Retomemos a frase «Lépido, filhote de Valente, um indômito de quatro anos, estava ontem deitado no pasto, sem sela, relinchando, quando foi laçado» e construamos uma nova frase com os constituintes relevantes para a análise que Virgílio Dias contestou:
(i) «Lépido estava deitado sem sela.»
O predicativo do sujeito é a palavra ou expressão que estabelece uma relação de sentido com o sujeito, que o caracteriza; em (i), essa posição é preenchida pela forma participial deitado.

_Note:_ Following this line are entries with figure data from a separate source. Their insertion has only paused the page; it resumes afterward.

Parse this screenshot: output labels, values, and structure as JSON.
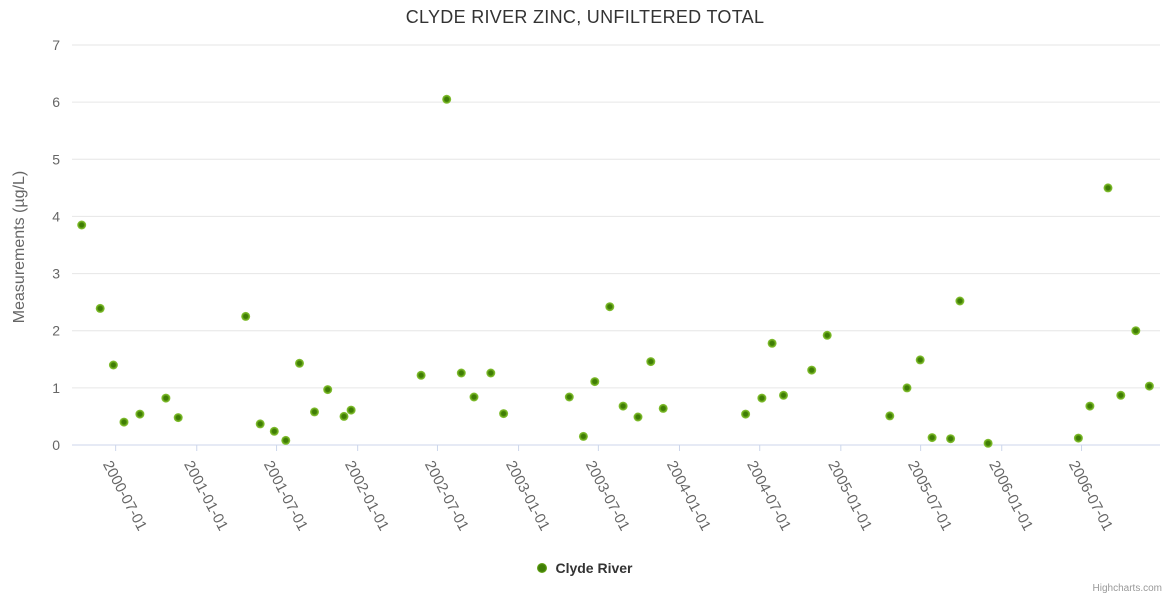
{
  "chart": {
    "title": "CLYDE RIVER ZINC, UNFILTERED TOTAL",
    "credit": "Highcharts.com"
  },
  "colors": {
    "title_text": "#333333",
    "axis_label_text": "#666666",
    "legend_text": "#333333",
    "credit_text": "#999999",
    "grid_line": "#e6e6e6",
    "axis_line": "#ccd6eb",
    "marker_edge": "#8bc53f",
    "marker_mid": "#6fae1d",
    "marker_core": "#3f7d05"
  },
  "chart_data": {
    "type": "scatter",
    "title": "CLYDE RIVER ZINC, UNFILTERED TOTAL",
    "xlabel": "",
    "ylabel": "Measurements (µg/L)",
    "ylim": [
      0,
      7
    ],
    "y_ticks": [
      0,
      1,
      2,
      3,
      4,
      5,
      6,
      7
    ],
    "x_ticks": [
      "2000-07-01",
      "2001-01-01",
      "2001-07-01",
      "2002-01-01",
      "2002-07-01",
      "2003-01-01",
      "2003-07-01",
      "2004-01-01",
      "2004-07-01",
      "2005-01-01",
      "2005-07-01",
      "2006-01-01",
      "2006-07-01"
    ],
    "x_range": [
      "2000-03-24",
      "2006-12-26"
    ],
    "grid": true,
    "legend_position": "bottom-center",
    "series": [
      {
        "name": "Clyde River",
        "color": "#6fae1d",
        "points": [
          [
            "2000-04-15",
            3.85
          ],
          [
            "2000-05-27",
            2.39
          ],
          [
            "2000-06-26",
            1.4
          ],
          [
            "2000-07-20",
            0.4
          ],
          [
            "2000-08-25",
            0.54
          ],
          [
            "2000-10-23",
            0.82
          ],
          [
            "2000-11-20",
            0.48
          ],
          [
            "2001-04-22",
            2.25
          ],
          [
            "2001-05-25",
            0.37
          ],
          [
            "2001-06-26",
            0.24
          ],
          [
            "2001-07-22",
            0.08
          ],
          [
            "2001-08-22",
            1.43
          ],
          [
            "2001-09-25",
            0.58
          ],
          [
            "2001-10-25",
            0.97
          ],
          [
            "2001-12-01",
            0.5
          ],
          [
            "2001-12-17",
            0.61
          ],
          [
            "2002-05-25",
            1.22
          ],
          [
            "2002-07-22",
            6.05
          ],
          [
            "2002-08-24",
            1.26
          ],
          [
            "2002-09-22",
            0.84
          ],
          [
            "2002-10-30",
            1.26
          ],
          [
            "2002-11-28",
            0.55
          ],
          [
            "2003-04-26",
            0.84
          ],
          [
            "2003-05-28",
            0.15
          ],
          [
            "2003-06-23",
            1.11
          ],
          [
            "2003-07-27",
            2.42
          ],
          [
            "2003-08-26",
            0.68
          ],
          [
            "2003-09-29",
            0.49
          ],
          [
            "2003-10-28",
            1.46
          ],
          [
            "2003-11-25",
            0.64
          ],
          [
            "2004-05-30",
            0.54
          ],
          [
            "2004-07-06",
            0.82
          ],
          [
            "2004-07-29",
            1.78
          ],
          [
            "2004-08-24",
            0.87
          ],
          [
            "2004-10-27",
            1.31
          ],
          [
            "2004-12-01",
            1.92
          ],
          [
            "2005-04-22",
            0.51
          ],
          [
            "2005-05-31",
            1.0
          ],
          [
            "2005-06-30",
            1.49
          ],
          [
            "2005-07-27",
            0.13
          ],
          [
            "2005-09-07",
            0.11
          ],
          [
            "2005-09-28",
            2.52
          ],
          [
            "2005-12-01",
            0.03
          ],
          [
            "2006-06-24",
            0.12
          ],
          [
            "2006-07-20",
            0.68
          ],
          [
            "2006-08-30",
            4.5
          ],
          [
            "2006-09-28",
            0.87
          ],
          [
            "2006-11-01",
            2.0
          ],
          [
            "2006-12-02",
            1.03
          ]
        ]
      }
    ]
  }
}
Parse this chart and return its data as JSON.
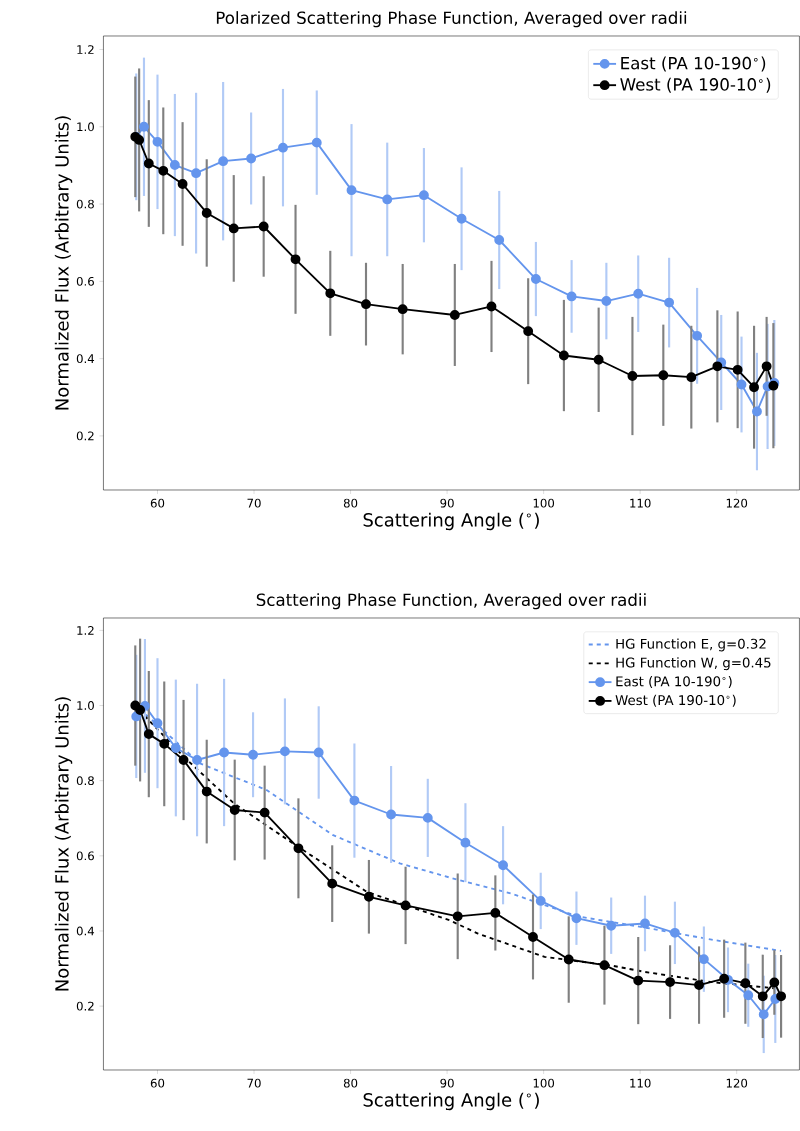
{
  "chart_data": [
    {
      "type": "line",
      "title": "Polarized Scattering Phase Function, Averaged over radii",
      "xlabel": "Scattering Angle ($^{∘}$)",
      "ylabel": "Normalized Flux (Arbitrary Units)",
      "xlim": [
        54.4,
        126.5
      ],
      "ylim": [
        0.06,
        1.235
      ],
      "xticks": [
        60,
        70,
        80,
        90,
        100,
        110,
        120
      ],
      "yticks": [
        0.2,
        0.4,
        0.6,
        0.8,
        {
          "value": 1.0,
          "label": "1.0"
        },
        1.2
      ],
      "legend": "top right",
      "marker": "circle",
      "line_style": "solid",
      "series": [
        {
          "name": "East (PA 10-190$^{∘}$)",
          "color": "#6495ed",
          "x": [
            57.8,
            58.6,
            60.0,
            61.8,
            64.0,
            66.8,
            69.7,
            73.0,
            76.5,
            80.1,
            83.8,
            87.6,
            91.5,
            95.4,
            99.2,
            102.9,
            106.5,
            109.8,
            113.0,
            115.9,
            118.4,
            120.5,
            122.1,
            123.2,
            123.9
          ],
          "values": [
            0.974,
            1.0,
            0.961,
            0.901,
            0.88,
            0.911,
            0.918,
            0.946,
            0.959,
            0.836,
            0.812,
            0.823,
            0.762,
            0.707,
            0.606,
            0.561,
            0.549,
            0.568,
            0.545,
            0.459,
            0.39,
            0.333,
            0.263,
            0.328,
            0.337
          ],
          "errors": [
            0.164,
            0.179,
            0.174,
            0.184,
            0.208,
            0.205,
            0.119,
            0.152,
            0.135,
            0.171,
            0.147,
            0.122,
            0.133,
            0.127,
            0.096,
            0.094,
            0.099,
            0.099,
            0.116,
            0.124,
            0.123,
            0.124,
            0.152,
            0.162,
            0.163
          ]
        },
        {
          "name": "West (PA 190-10$^{∘}$)",
          "color": "#000000",
          "x": [
            57.7,
            58.1,
            59.1,
            60.6,
            62.6,
            65.1,
            67.9,
            71.0,
            74.3,
            77.9,
            81.6,
            85.4,
            90.8,
            94.6,
            98.4,
            102.1,
            105.7,
            109.2,
            112.4,
            115.3,
            118.0,
            120.1,
            121.8,
            123.1,
            123.8
          ],
          "values": [
            0.974,
            0.966,
            0.905,
            0.886,
            0.852,
            0.777,
            0.737,
            0.742,
            0.657,
            0.569,
            0.541,
            0.528,
            0.513,
            0.535,
            0.471,
            0.408,
            0.397,
            0.355,
            0.357,
            0.352,
            0.38,
            0.371,
            0.326,
            0.38,
            0.33
          ],
          "errors": [
            0.156,
            0.185,
            0.164,
            0.164,
            0.16,
            0.139,
            0.138,
            0.13,
            0.141,
            0.11,
            0.107,
            0.117,
            0.132,
            0.118,
            0.137,
            0.144,
            0.135,
            0.153,
            0.131,
            0.133,
            0.145,
            0.151,
            0.159,
            0.128,
            0.162
          ]
        }
      ]
    },
    {
      "type": "line",
      "title": "Scattering Phase Function, Averaged over radii",
      "xlabel": "Scattering Angle ($^{∘}$)",
      "ylabel": "Normalized Flux (Arbitrary Units)",
      "xlim": [
        54.4,
        126.5
      ],
      "ylim": [
        0.03,
        1.233
      ],
      "xticks": [
        60,
        70,
        80,
        90,
        100,
        110,
        120
      ],
      "yticks": [
        0.2,
        0.4,
        0.6,
        0.8,
        {
          "value": 1.0,
          "label": "1.0"
        },
        1.2
      ],
      "legend": "top right",
      "marker": "circle",
      "line_style": "solid",
      "series": [
        {
          "name": "HG Function E, g=0.32",
          "color": "#6495ed",
          "line_style": "dashed",
          "marker": "none",
          "x": [
            58.2,
            64.4,
            71.3,
            78.2,
            85.1,
            90.3,
            96.6,
            103.5,
            110.5,
            117.4,
            124.6
          ],
          "values": [
            0.99,
            0.846,
            0.775,
            0.655,
            0.58,
            0.542,
            0.5,
            0.439,
            0.409,
            0.377,
            0.347
          ]
        },
        {
          "name": "HG Function W, g=0.45",
          "color": "#000000",
          "line_style": "dashed",
          "marker": "none",
          "x": [
            58.1,
            62.7,
            67.9,
            74.8,
            81.7,
            90.3,
            93.2,
            100.1,
            107.0,
            110.5,
            117.4,
            124.5
          ],
          "values": [
            0.988,
            0.864,
            0.74,
            0.62,
            0.504,
            0.428,
            0.393,
            0.331,
            0.308,
            0.291,
            0.264,
            0.246
          ]
        },
        {
          "name": "East (PA 10-190$^{∘}$)",
          "color": "#6495ed",
          "x": [
            57.8,
            58.7,
            60.0,
            61.9,
            64.1,
            66.9,
            69.9,
            73.2,
            76.7,
            80.4,
            84.2,
            88.0,
            91.9,
            95.8,
            99.7,
            103.4,
            107.0,
            110.5,
            113.6,
            116.6,
            119.1,
            121.2,
            122.8,
            124.0
          ],
          "values": [
            0.971,
            0.999,
            0.953,
            0.887,
            0.855,
            0.875,
            0.869,
            0.878,
            0.875,
            0.747,
            0.71,
            0.701,
            0.635,
            0.575,
            0.48,
            0.434,
            0.414,
            0.42,
            0.395,
            0.325,
            0.27,
            0.229,
            0.178,
            0.219
          ],
          "errors": [
            0.164,
            0.178,
            0.173,
            0.182,
            0.203,
            0.196,
            0.113,
            0.141,
            0.123,
            0.152,
            0.129,
            0.104,
            0.105,
            0.104,
            0.075,
            0.071,
            0.075,
            0.074,
            0.083,
            0.087,
            0.086,
            0.084,
            0.103,
            0.117
          ]
        },
        {
          "name": "West (PA 190-10$^{∘}$)",
          "color": "#000000",
          "x": [
            57.7,
            58.2,
            59.1,
            60.7,
            62.7,
            65.1,
            68.0,
            71.1,
            74.6,
            78.1,
            81.9,
            85.7,
            91.1,
            95.0,
            98.9,
            102.6,
            106.3,
            109.8,
            113.1,
            116.1,
            118.7,
            120.9,
            122.7,
            123.9,
            124.6
          ],
          "values": [
            1.0,
            0.988,
            0.924,
            0.898,
            0.855,
            0.771,
            0.722,
            0.715,
            0.62,
            0.526,
            0.491,
            0.468,
            0.439,
            0.448,
            0.384,
            0.324,
            0.309,
            0.268,
            0.264,
            0.256,
            0.273,
            0.261,
            0.226,
            0.263,
            0.226
          ],
          "errors": [
            0.16,
            0.19,
            0.168,
            0.166,
            0.16,
            0.138,
            0.134,
            0.125,
            0.133,
            0.102,
            0.098,
            0.103,
            0.114,
            0.1,
            0.113,
            0.115,
            0.105,
            0.116,
            0.098,
            0.103,
            0.104,
            0.108,
            0.111,
            0.086,
            0.11
          ]
        }
      ]
    }
  ]
}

O constituinte «sem sela» não caracteriza o sujeito («Lépido»), mas o modo como «Lépido estava deitado», daí a ser classificado como complemento circunstancial (opcional) de modo («com sela ou sem sela»).
Uma prova de que é opcional é o facto de poder ser omitido sem que a frase deixe de ser gramatical:
(ii) «Lépido estava deitado.»
Poderíamos ainda formular uma interrogativa de instanciação, que é um dos testes para identificar funções sintácticas:
O complemento circunstancial de modo responde à pergunta «COMO?», e não pode fazer parte dessa mesma pergunta:
(a) «Como estava Lépido deitado?»
«Sem sela.»
(b) *«Como estava Lépido sem sela?»
«Deitado.»
Ainda reflectindo sobre a natureza dos constituintes frásicos, é sabido que um constituinte funciona em bloco, e que se pode deslocar ou substituir na frase apenas no seu conjunto. Consideremos as seguintes frases:
(iii) [[O filhote de Valente suj.] [estava pred.] [deitado pred. suj.] [sem sela c. c. de modo]].
(iv) [[*O filhote suj.] [estava pred.] [de Valente suj.] [deitado pred. suj.] [na sela c. c.de modo]].
(v) [[Sem sela c. c. de modo], [estava pred.] [deitado pred.suj.], [o filhote de Valente suj.]].
(vi) [[Ele suj.] [estava pred.] [deitado pred. suj.] [relaxadamente c. c. de modo]].
Em(iii), substituímos o sujeito («Lépido») por um constituinte equivalente. Em (iv), ao deslocar apenas parte do constituinte sujeito, damos origem a uma frase agramatical. Em (v), deslocamos o complemento circunstancial de modo, que, por constituir um bloco estrutural circunstancial/opcional, tem grande mobilidade na frase [se formasse um bloco com o predicativo do sujeito, não poderíamos deslocar apenas parte do constituinte, como vimos em (iv)]. Em (vi), voltamos a comutar o sujeito, desta vez por uma forma nominativa do pronome pessoal, e comutamos o complemento circunstancial de modo por um constituinte equivalente: um advérbio de modo, sem alterar a estrutura gramatical da frase.
Apenas para concluir, queria só fazer uma pequena observação ao comentário de Virgílio Dias; como correctamente afirmou este consulente, o verbo estar é, na maioria das ocorrências, um verbo copulativo/predicativo (seguido do predicativo do sujeito), vejamos alguns exemplos:
(a) «Ela está bela.»
(b) «O João está irritado.»
(c) Ele está deitado.»
Nestes exemplos, o verbo estar é um verbo de ligação, funciona como elo entre o sujeito e o seu predicativo (que caracteriza o sujeito). Mas também ocorre, muito frequentemente, como transitivo indirecto, seguido de complementos preposicionados; observemos:
(d) «Ela está contra a nova lei.»
(e) «Estou em casa.»
(f) «A farmácia está a 10 m da casa do Pedro.»
(g) «A Maria não está para conversas.»
(h) «Estava de saída, quando a Paula chegou.»
(i) «A criança está com os tios.»
(j) «Uma noiva deve estar de branco.»
(l) «A primeira-dama estava com um colar de diamantes.»
Em nenhum dos exemplos acima o verbo estar é um verbo de ligação, logo, nenhum dos elementos subsequentes é predicativo do sujeito; apenas indicam circunstâncias (de modo, de lugar, de companhia, etc.).